Anxiety and agitation are managed using anxiolytics, with lorazepam being a common choice for promoting calmness and easing restlessness. Antiemetics, such as ondansetron or haloperidol, are prioritized to control nausea and vomiting caused by disease progression or other medications. For patients experiencing noisy breathing due to fluid in the airways, anticholinergic medications like glycopyrrolate or scopolamine patches are employed to help dry up secretions.
The hospice team is expert in the titration, or careful adjustment, of these comfort medications to ensure symptoms are addressed quickly and effectively. This specialized approach ensures the patient’s quality of life is maintained without delay, using a combination of drugs tailored to their specific needs. The goal is to provide immediate, sustained relief from physical or emotional distress.
Patient and Family Involvement in Medication Planning
Medication review and adjustment in hospice care is a collaborative effort, not a unilateral decision made by the provider. It involves the patient, their family, and the interdisciplinary hospice team. This team typically includes a physician or nurse practitioner, a registered nurse, and a pharmacist, who plays an important role in medication optimization.

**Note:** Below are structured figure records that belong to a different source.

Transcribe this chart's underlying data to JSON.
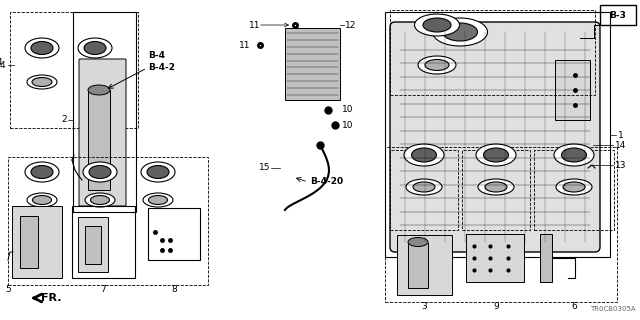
{
  "bg_color": "#ffffff",
  "line_color": "#000000",
  "figsize": [
    6.4,
    3.2
  ],
  "dpi": 100,
  "part_number": "TR0CB0305A",
  "gray_fill": "#a0a0a0",
  "light_gray": "#d8d8d8",
  "dark_gray": "#505050"
}
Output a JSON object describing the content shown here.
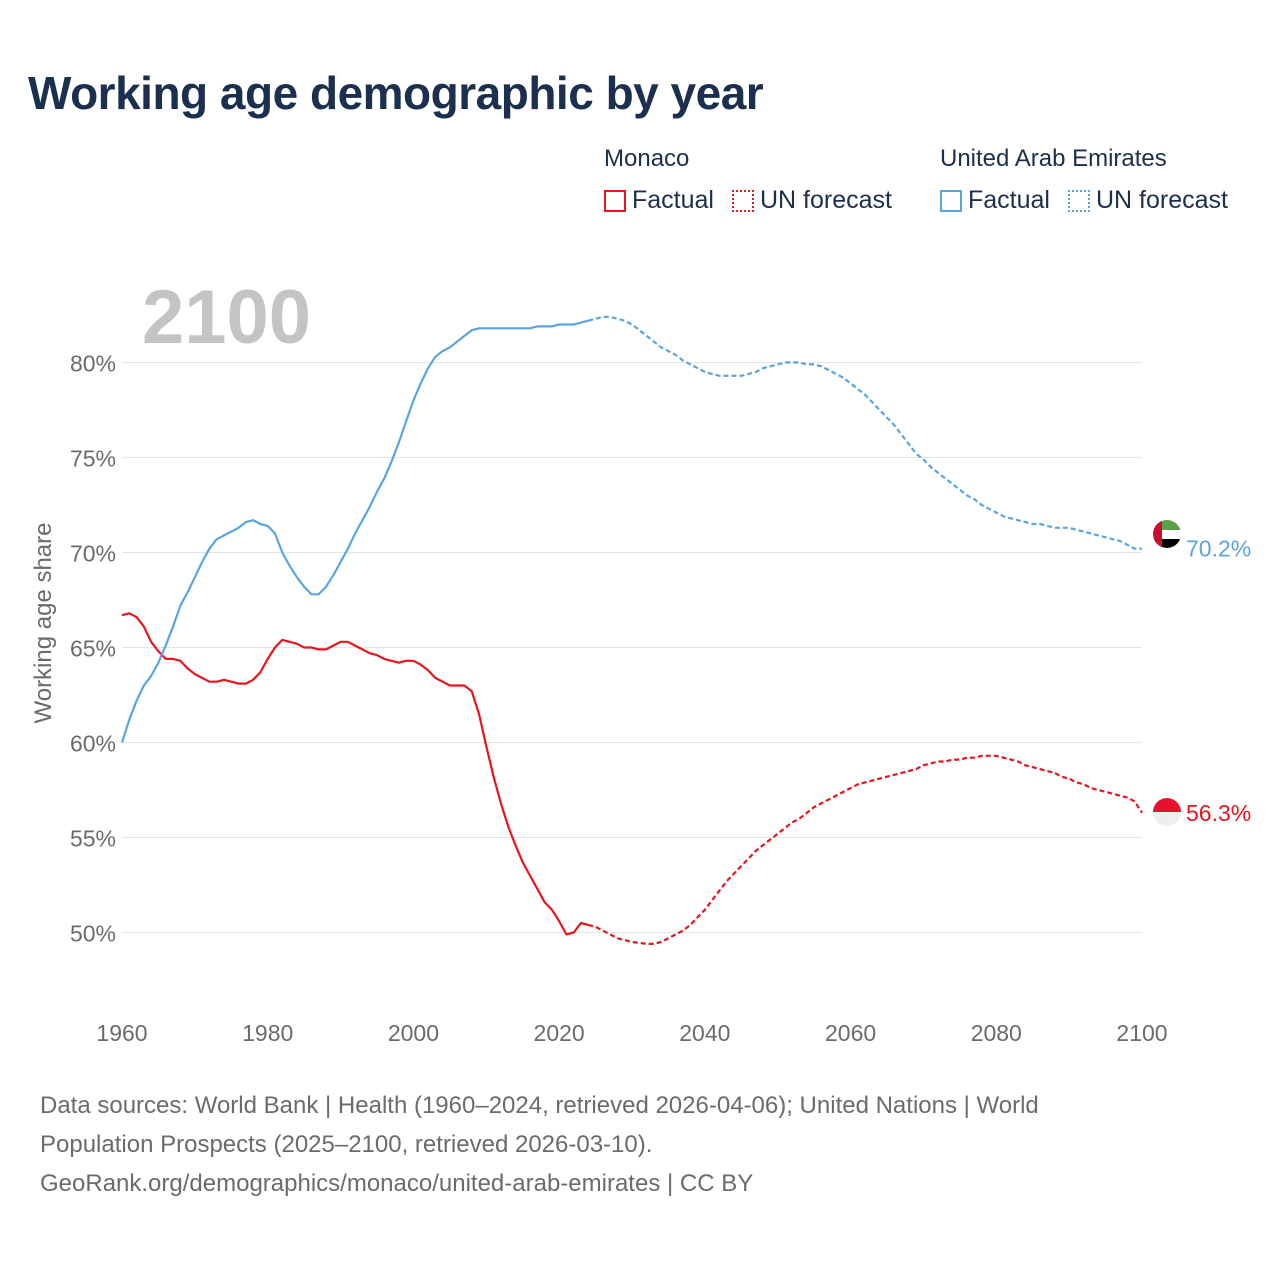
{
  "title": "Working age demographic by year",
  "year_watermark": "2100",
  "legend": {
    "groups": [
      {
        "name": "Monaco",
        "color": "#e8141e",
        "items": [
          {
            "label": "Factual",
            "style": "solid"
          },
          {
            "label": "UN forecast",
            "style": "dotted"
          }
        ]
      },
      {
        "name": "United Arab Emirates",
        "color": "#5aa5e0",
        "items": [
          {
            "label": "Factual",
            "style": "solid"
          },
          {
            "label": "UN forecast",
            "style": "dotted"
          }
        ]
      }
    ]
  },
  "footer": {
    "line1": "Data sources: World Bank | Health (1960–2024, retrieved 2026-04-06); United Nations | World",
    "line2": "Population Prospects (2025–2100, retrieved 2026-03-10).",
    "line3": "GeoRank.org/demographics/monaco/united-arab-emirates | CC BY"
  },
  "chart_data": {
    "type": "line",
    "title": "Working age demographic by year",
    "xlabel": "",
    "ylabel": "Working age share",
    "xlim": [
      1960,
      2100
    ],
    "ylim": [
      47.5,
      83.5
    ],
    "xticks": [
      1960,
      1980,
      2000,
      2020,
      2040,
      2060,
      2080,
      2100
    ],
    "xtick_labels": [
      "1960",
      "1980",
      "2000",
      "2020",
      "2040",
      "2060",
      "2080",
      "2100"
    ],
    "yticks": [
      50,
      55,
      60,
      65,
      70,
      75,
      80
    ],
    "ytick_labels": [
      "50%",
      "55%",
      "60%",
      "65%",
      "70%",
      "75%",
      "80%"
    ],
    "grid": true,
    "factual_end_year": 2024,
    "series": [
      {
        "name": "Monaco",
        "color": "#e8141e",
        "end_label": "56.3%",
        "points": [
          [
            1960,
            66.7
          ],
          [
            1961,
            66.8
          ],
          [
            1962,
            66.6
          ],
          [
            1963,
            66.1
          ],
          [
            1964,
            65.3
          ],
          [
            1965,
            64.8
          ],
          [
            1966,
            64.4
          ],
          [
            1967,
            64.4
          ],
          [
            1968,
            64.3
          ],
          [
            1969,
            63.9
          ],
          [
            1970,
            63.6
          ],
          [
            1971,
            63.4
          ],
          [
            1972,
            63.2
          ],
          [
            1973,
            63.2
          ],
          [
            1974,
            63.3
          ],
          [
            1975,
            63.2
          ],
          [
            1976,
            63.1
          ],
          [
            1977,
            63.1
          ],
          [
            1978,
            63.3
          ],
          [
            1979,
            63.7
          ],
          [
            1980,
            64.4
          ],
          [
            1981,
            65.0
          ],
          [
            1982,
            65.4
          ],
          [
            1983,
            65.3
          ],
          [
            1984,
            65.2
          ],
          [
            1985,
            65.0
          ],
          [
            1986,
            65.0
          ],
          [
            1987,
            64.9
          ],
          [
            1988,
            64.9
          ],
          [
            1989,
            65.1
          ],
          [
            1990,
            65.3
          ],
          [
            1991,
            65.3
          ],
          [
            1992,
            65.1
          ],
          [
            1993,
            64.9
          ],
          [
            1994,
            64.7
          ],
          [
            1995,
            64.6
          ],
          [
            1996,
            64.4
          ],
          [
            1997,
            64.3
          ],
          [
            1998,
            64.2
          ],
          [
            1999,
            64.3
          ],
          [
            2000,
            64.3
          ],
          [
            2001,
            64.1
          ],
          [
            2002,
            63.8
          ],
          [
            2003,
            63.4
          ],
          [
            2004,
            63.2
          ],
          [
            2005,
            63.0
          ],
          [
            2006,
            63.0
          ],
          [
            2007,
            63.0
          ],
          [
            2008,
            62.7
          ],
          [
            2009,
            61.5
          ],
          [
            2010,
            59.8
          ],
          [
            2011,
            58.2
          ],
          [
            2012,
            56.8
          ],
          [
            2013,
            55.6
          ],
          [
            2014,
            54.6
          ],
          [
            2015,
            53.7
          ],
          [
            2016,
            53.0
          ],
          [
            2017,
            52.3
          ],
          [
            2018,
            51.6
          ],
          [
            2019,
            51.2
          ],
          [
            2020,
            50.6
          ],
          [
            2021,
            49.9
          ],
          [
            2022,
            50.0
          ],
          [
            2023,
            50.5
          ],
          [
            2024,
            50.4
          ],
          [
            2025,
            50.3
          ],
          [
            2026,
            50.1
          ],
          [
            2027,
            49.9
          ],
          [
            2028,
            49.7
          ],
          [
            2029,
            49.6
          ],
          [
            2030,
            49.5
          ],
          [
            2031,
            49.45
          ],
          [
            2032,
            49.4
          ],
          [
            2033,
            49.4
          ],
          [
            2034,
            49.5
          ],
          [
            2035,
            49.7
          ],
          [
            2036,
            49.9
          ],
          [
            2037,
            50.1
          ],
          [
            2038,
            50.4
          ],
          [
            2039,
            50.8
          ],
          [
            2040,
            51.2
          ],
          [
            2041,
            51.7
          ],
          [
            2042,
            52.2
          ],
          [
            2043,
            52.7
          ],
          [
            2044,
            53.1
          ],
          [
            2045,
            53.5
          ],
          [
            2046,
            53.9
          ],
          [
            2047,
            54.3
          ],
          [
            2048,
            54.6
          ],
          [
            2049,
            54.9
          ],
          [
            2050,
            55.2
          ],
          [
            2051,
            55.5
          ],
          [
            2052,
            55.8
          ],
          [
            2053,
            56.0
          ],
          [
            2054,
            56.3
          ],
          [
            2055,
            56.6
          ],
          [
            2056,
            56.8
          ],
          [
            2057,
            57.0
          ],
          [
            2058,
            57.2
          ],
          [
            2059,
            57.4
          ],
          [
            2060,
            57.6
          ],
          [
            2061,
            57.8
          ],
          [
            2062,
            57.9
          ],
          [
            2063,
            58.0
          ],
          [
            2064,
            58.1
          ],
          [
            2065,
            58.2
          ],
          [
            2066,
            58.3
          ],
          [
            2067,
            58.4
          ],
          [
            2068,
            58.5
          ],
          [
            2069,
            58.6
          ],
          [
            2070,
            58.8
          ],
          [
            2071,
            58.9
          ],
          [
            2072,
            59.0
          ],
          [
            2073,
            59.0
          ],
          [
            2074,
            59.1
          ],
          [
            2075,
            59.1
          ],
          [
            2076,
            59.2
          ],
          [
            2077,
            59.2
          ],
          [
            2078,
            59.3
          ],
          [
            2079,
            59.3
          ],
          [
            2080,
            59.3
          ],
          [
            2081,
            59.2
          ],
          [
            2082,
            59.1
          ],
          [
            2083,
            59.0
          ],
          [
            2084,
            58.8
          ],
          [
            2085,
            58.7
          ],
          [
            2086,
            58.6
          ],
          [
            2087,
            58.5
          ],
          [
            2088,
            58.4
          ],
          [
            2089,
            58.2
          ],
          [
            2090,
            58.1
          ],
          [
            2091,
            57.9
          ],
          [
            2092,
            57.8
          ],
          [
            2093,
            57.6
          ],
          [
            2094,
            57.5
          ],
          [
            2095,
            57.4
          ],
          [
            2096,
            57.3
          ],
          [
            2097,
            57.2
          ],
          [
            2098,
            57.1
          ],
          [
            2099,
            56.9
          ],
          [
            2100,
            56.3
          ]
        ]
      },
      {
        "name": "United Arab Emirates",
        "color": "#5aa5e0",
        "end_label": "70.2%",
        "points": [
          [
            1960,
            60.0
          ],
          [
            1961,
            61.2
          ],
          [
            1962,
            62.2
          ],
          [
            1963,
            63.0
          ],
          [
            1964,
            63.5
          ],
          [
            1965,
            64.2
          ],
          [
            1966,
            65.1
          ],
          [
            1967,
            66.1
          ],
          [
            1968,
            67.2
          ],
          [
            1969,
            67.9
          ],
          [
            1970,
            68.7
          ],
          [
            1971,
            69.5
          ],
          [
            1972,
            70.2
          ],
          [
            1973,
            70.7
          ],
          [
            1974,
            70.9
          ],
          [
            1975,
            71.1
          ],
          [
            1976,
            71.3
          ],
          [
            1977,
            71.6
          ],
          [
            1978,
            71.7
          ],
          [
            1979,
            71.5
          ],
          [
            1980,
            71.4
          ],
          [
            1981,
            71.0
          ],
          [
            1982,
            70.0
          ],
          [
            1983,
            69.3
          ],
          [
            1984,
            68.7
          ],
          [
            1985,
            68.2
          ],
          [
            1986,
            67.8
          ],
          [
            1987,
            67.8
          ],
          [
            1988,
            68.2
          ],
          [
            1989,
            68.8
          ],
          [
            1990,
            69.5
          ],
          [
            1991,
            70.2
          ],
          [
            1992,
            71.0
          ],
          [
            1993,
            71.7
          ],
          [
            1994,
            72.4
          ],
          [
            1995,
            73.2
          ],
          [
            1996,
            73.9
          ],
          [
            1997,
            74.8
          ],
          [
            1998,
            75.8
          ],
          [
            1999,
            76.9
          ],
          [
            2000,
            78.0
          ],
          [
            2001,
            78.9
          ],
          [
            2002,
            79.7
          ],
          [
            2003,
            80.3
          ],
          [
            2004,
            80.6
          ],
          [
            2005,
            80.8
          ],
          [
            2006,
            81.1
          ],
          [
            2007,
            81.4
          ],
          [
            2008,
            81.7
          ],
          [
            2009,
            81.8
          ],
          [
            2010,
            81.8
          ],
          [
            2011,
            81.8
          ],
          [
            2012,
            81.8
          ],
          [
            2013,
            81.8
          ],
          [
            2014,
            81.8
          ],
          [
            2015,
            81.8
          ],
          [
            2016,
            81.8
          ],
          [
            2017,
            81.9
          ],
          [
            2018,
            81.9
          ],
          [
            2019,
            81.9
          ],
          [
            2020,
            82.0
          ],
          [
            2021,
            82.0
          ],
          [
            2022,
            82.0
          ],
          [
            2023,
            82.1
          ],
          [
            2024,
            82.2
          ],
          [
            2025,
            82.3
          ],
          [
            2026,
            82.4
          ],
          [
            2027,
            82.4
          ],
          [
            2028,
            82.3
          ],
          [
            2029,
            82.2
          ],
          [
            2030,
            82.0
          ],
          [
            2031,
            81.7
          ],
          [
            2032,
            81.4
          ],
          [
            2033,
            81.1
          ],
          [
            2034,
            80.8
          ],
          [
            2035,
            80.6
          ],
          [
            2036,
            80.4
          ],
          [
            2037,
            80.1
          ],
          [
            2038,
            79.9
          ],
          [
            2039,
            79.7
          ],
          [
            2040,
            79.5
          ],
          [
            2041,
            79.4
          ],
          [
            2042,
            79.3
          ],
          [
            2043,
            79.3
          ],
          [
            2044,
            79.3
          ],
          [
            2045,
            79.3
          ],
          [
            2046,
            79.4
          ],
          [
            2047,
            79.5
          ],
          [
            2048,
            79.7
          ],
          [
            2049,
            79.8
          ],
          [
            2050,
            79.9
          ],
          [
            2051,
            80.0
          ],
          [
            2052,
            80.0
          ],
          [
            2053,
            80.0
          ],
          [
            2054,
            79.9
          ],
          [
            2055,
            79.9
          ],
          [
            2056,
            79.8
          ],
          [
            2057,
            79.6
          ],
          [
            2058,
            79.4
          ],
          [
            2059,
            79.2
          ],
          [
            2060,
            78.9
          ],
          [
            2061,
            78.6
          ],
          [
            2062,
            78.3
          ],
          [
            2063,
            77.9
          ],
          [
            2064,
            77.5
          ],
          [
            2065,
            77.1
          ],
          [
            2066,
            76.7
          ],
          [
            2067,
            76.2
          ],
          [
            2068,
            75.7
          ],
          [
            2069,
            75.2
          ],
          [
            2070,
            74.9
          ],
          [
            2071,
            74.5
          ],
          [
            2072,
            74.2
          ],
          [
            2073,
            73.9
          ],
          [
            2074,
            73.6
          ],
          [
            2075,
            73.3
          ],
          [
            2076,
            73.0
          ],
          [
            2077,
            72.8
          ],
          [
            2078,
            72.5
          ],
          [
            2079,
            72.3
          ],
          [
            2080,
            72.1
          ],
          [
            2081,
            71.9
          ],
          [
            2082,
            71.8
          ],
          [
            2083,
            71.7
          ],
          [
            2084,
            71.6
          ],
          [
            2085,
            71.5
          ],
          [
            2086,
            71.5
          ],
          [
            2087,
            71.4
          ],
          [
            2088,
            71.3
          ],
          [
            2089,
            71.3
          ],
          [
            2090,
            71.3
          ],
          [
            2091,
            71.2
          ],
          [
            2092,
            71.1
          ],
          [
            2093,
            71.0
          ],
          [
            2094,
            70.9
          ],
          [
            2095,
            70.8
          ],
          [
            2096,
            70.7
          ],
          [
            2097,
            70.6
          ],
          [
            2098,
            70.4
          ],
          [
            2099,
            70.2
          ],
          [
            2100,
            70.2
          ]
        ]
      }
    ]
  }
}
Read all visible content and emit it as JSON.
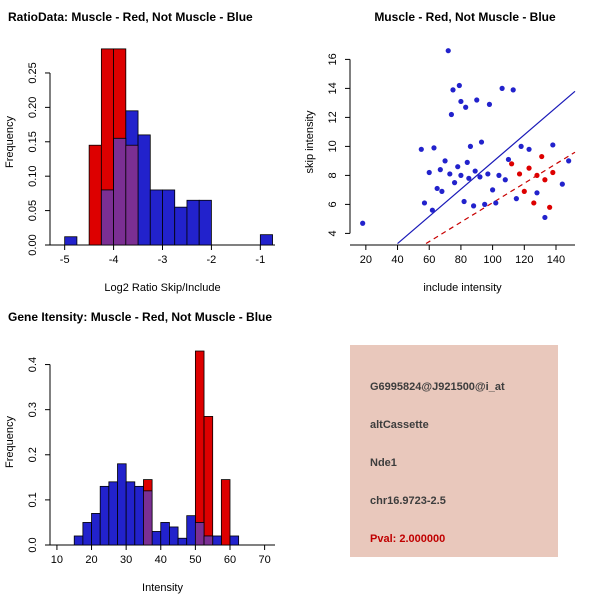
{
  "colors": {
    "red": "#dd0000",
    "blue": "#2222cc",
    "overlap": "#7b2f93",
    "line_blue": "#1a1ab8",
    "line_red": "#c80000",
    "info_bg": "#e9c8bc",
    "pval_red": "#c00000"
  },
  "info_box": {
    "probe_id": "G6995824@J921500@i_at",
    "splice_type": "altCassette",
    "gene_name": "Nde1",
    "locus": "chr16.9723-2.5",
    "pval": "Pval: 2.000000"
  },
  "chart_data": [
    {
      "type": "bar",
      "variant": "overlaid-histogram",
      "title": "RatioData: Muscle - Red, Not Muscle - Blue",
      "xlabel": "Log2 Ratio Skip/Include",
      "ylabel": "Frequency",
      "xlim": [
        -5.3,
        -0.7
      ],
      "ylim": [
        0,
        0.295
      ],
      "bin_width": 0.25,
      "grid": false,
      "xticks": {
        "values": [
          -5,
          -4,
          -3,
          -2,
          -1
        ],
        "labels": [
          "-5",
          "-4",
          "-3",
          "-2",
          "-1"
        ]
      },
      "yticks": {
        "values": [
          0,
          0.05,
          0.1,
          0.15,
          0.2,
          0.25
        ],
        "labels": [
          "0.00",
          "0.05",
          "0.10",
          "0.15",
          "0.20",
          "0.25"
        ]
      },
      "series": [
        {
          "name": "Muscle",
          "color": "red",
          "bins": [
            {
              "x": -4.5,
              "h": 0.145
            },
            {
              "x": -4.25,
              "h": 0.285
            },
            {
              "x": -4.0,
              "h": 0.285
            },
            {
              "x": -3.75,
              "h": 0.145
            }
          ]
        },
        {
          "name": "Not Muscle",
          "color": "blue",
          "bins": [
            {
              "x": -5.0,
              "h": 0.012
            },
            {
              "x": -4.25,
              "h": 0.08
            },
            {
              "x": -4.0,
              "h": 0.155
            },
            {
              "x": -3.75,
              "h": 0.195
            },
            {
              "x": -3.5,
              "h": 0.16
            },
            {
              "x": -3.25,
              "h": 0.08
            },
            {
              "x": -3.0,
              "h": 0.08
            },
            {
              "x": -2.75,
              "h": 0.055
            },
            {
              "x": -2.5,
              "h": 0.065
            },
            {
              "x": -2.25,
              "h": 0.065
            },
            {
              "x": -1.0,
              "h": 0.015
            }
          ]
        }
      ]
    },
    {
      "type": "scatter",
      "title": "Muscle - Red, Not Muscle - Blue",
      "xlabel": "include intensity",
      "ylabel": "skip intensity",
      "xlim": [
        10,
        152
      ],
      "ylim": [
        3.2,
        17.2
      ],
      "grid": false,
      "xticks": {
        "values": [
          20,
          40,
          60,
          80,
          100,
          120,
          140
        ],
        "labels": [
          "20",
          "40",
          "60",
          "80",
          "100",
          "120",
          "140"
        ]
      },
      "yticks": {
        "values": [
          4,
          6,
          8,
          10,
          12,
          14,
          16
        ],
        "labels": [
          "4",
          "6",
          "8",
          "10",
          "12",
          "14",
          "16"
        ]
      },
      "series": [
        {
          "name": "Not Muscle",
          "color": "blue",
          "points": [
            [
              18,
              4.7
            ],
            [
              55,
              9.8
            ],
            [
              57,
              6.1
            ],
            [
              60,
              8.2
            ],
            [
              62,
              5.6
            ],
            [
              63,
              9.9
            ],
            [
              65,
              7.1
            ],
            [
              67,
              8.4
            ],
            [
              68,
              6.9
            ],
            [
              70,
              9.0
            ],
            [
              72,
              16.6
            ],
            [
              73,
              8.1
            ],
            [
              74,
              12.2
            ],
            [
              75,
              13.9
            ],
            [
              76,
              7.5
            ],
            [
              78,
              8.6
            ],
            [
              79,
              14.2
            ],
            [
              80,
              13.1
            ],
            [
              80,
              8.0
            ],
            [
              82,
              6.2
            ],
            [
              83,
              12.7
            ],
            [
              84,
              8.9
            ],
            [
              85,
              7.8
            ],
            [
              86,
              10.0
            ],
            [
              88,
              5.9
            ],
            [
              89,
              8.3
            ],
            [
              90,
              13.2
            ],
            [
              92,
              7.9
            ],
            [
              93,
              10.3
            ],
            [
              95,
              6.0
            ],
            [
              97,
              8.1
            ],
            [
              98,
              12.9
            ],
            [
              100,
              7.0
            ],
            [
              102,
              6.1
            ],
            [
              104,
              8.0
            ],
            [
              106,
              14.0
            ],
            [
              108,
              7.7
            ],
            [
              110,
              9.1
            ],
            [
              113,
              13.9
            ],
            [
              115,
              6.4
            ],
            [
              118,
              10.0
            ],
            [
              123,
              9.8
            ],
            [
              128,
              6.8
            ],
            [
              133,
              5.1
            ],
            [
              138,
              10.1
            ],
            [
              144,
              7.4
            ],
            [
              148,
              9.0
            ]
          ]
        },
        {
          "name": "Muscle",
          "color": "red",
          "points": [
            [
              112,
              8.8
            ],
            [
              117,
              8.1
            ],
            [
              120,
              6.9
            ],
            [
              123,
              8.5
            ],
            [
              126,
              6.1
            ],
            [
              128,
              8.0
            ],
            [
              131,
              9.3
            ],
            [
              133,
              7.7
            ],
            [
              136,
              5.8
            ],
            [
              138,
              8.2
            ]
          ]
        }
      ],
      "lines": [
        {
          "name": "not-muscle-fit",
          "color_key": "line_blue",
          "style": "solid",
          "from": [
            40,
            3.3
          ],
          "to": [
            152,
            13.8
          ]
        },
        {
          "name": "muscle-fit",
          "color_key": "line_red",
          "style": "dashed",
          "from": [
            58,
            3.3
          ],
          "to": [
            152,
            9.6
          ]
        }
      ]
    },
    {
      "type": "bar",
      "variant": "overlaid-histogram",
      "title": "Gene Itensity: Muscle - Red, Not Muscle - Blue",
      "xlabel": "Intensity",
      "ylabel": "Frequency",
      "xlim": [
        8,
        73
      ],
      "ylim": [
        0,
        0.45
      ],
      "bin_width": 2.5,
      "grid": false,
      "xticks": {
        "values": [
          10,
          20,
          30,
          40,
          50,
          60,
          70
        ],
        "labels": [
          "10",
          "20",
          "30",
          "40",
          "50",
          "60",
          "70"
        ]
      },
      "yticks": {
        "values": [
          0,
          0.1,
          0.2,
          0.3,
          0.4
        ],
        "labels": [
          "0.0",
          "0.1",
          "0.2",
          "0.3",
          "0.4"
        ]
      },
      "series": [
        {
          "name": "Muscle",
          "color": "red",
          "bins": [
            {
              "x": 35,
              "h": 0.145
            },
            {
              "x": 50,
              "h": 0.43
            },
            {
              "x": 52.5,
              "h": 0.285
            },
            {
              "x": 57.5,
              "h": 0.145
            }
          ]
        },
        {
          "name": "Not Muscle",
          "color": "blue",
          "bins": [
            {
              "x": 15,
              "h": 0.02
            },
            {
              "x": 17.5,
              "h": 0.05
            },
            {
              "x": 20,
              "h": 0.07
            },
            {
              "x": 22.5,
              "h": 0.13
            },
            {
              "x": 25,
              "h": 0.14
            },
            {
              "x": 27.5,
              "h": 0.18
            },
            {
              "x": 30,
              "h": 0.14
            },
            {
              "x": 32.5,
              "h": 0.13
            },
            {
              "x": 35,
              "h": 0.12
            },
            {
              "x": 37.5,
              "h": 0.03
            },
            {
              "x": 40,
              "h": 0.05
            },
            {
              "x": 42.5,
              "h": 0.04
            },
            {
              "x": 45,
              "h": 0.015
            },
            {
              "x": 47.5,
              "h": 0.065
            },
            {
              "x": 50,
              "h": 0.05
            },
            {
              "x": 52.5,
              "h": 0.02
            },
            {
              "x": 55,
              "h": 0.02
            },
            {
              "x": 60,
              "h": 0.02
            }
          ]
        }
      ]
    }
  ]
}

The pharmacist conducts a comprehensive medication review upon admission to evaluate every drug for appropriateness, potential interactions, and side effects. This review is mandated to occur regularly, often every fifteen days, ensuring the regimen continues to meet the patient’s changing needs. The team discusses the rationale for deprescribing preventive drugs and prioritizing comfort medications, providing education to ease anxiety about the changes.
Patient autonomy is paramount, and decisions about stopping or starting medications are made through shared decision-making. While the team provides strong evidence-based recommendations, the patient’s wishes regarding non-palliative medications they want to continue are respected. This is provided those drugs do not interfere with the overall comfort plan, ensuring the process is transparent, respectful, and focused on the patient’s ultimate goals.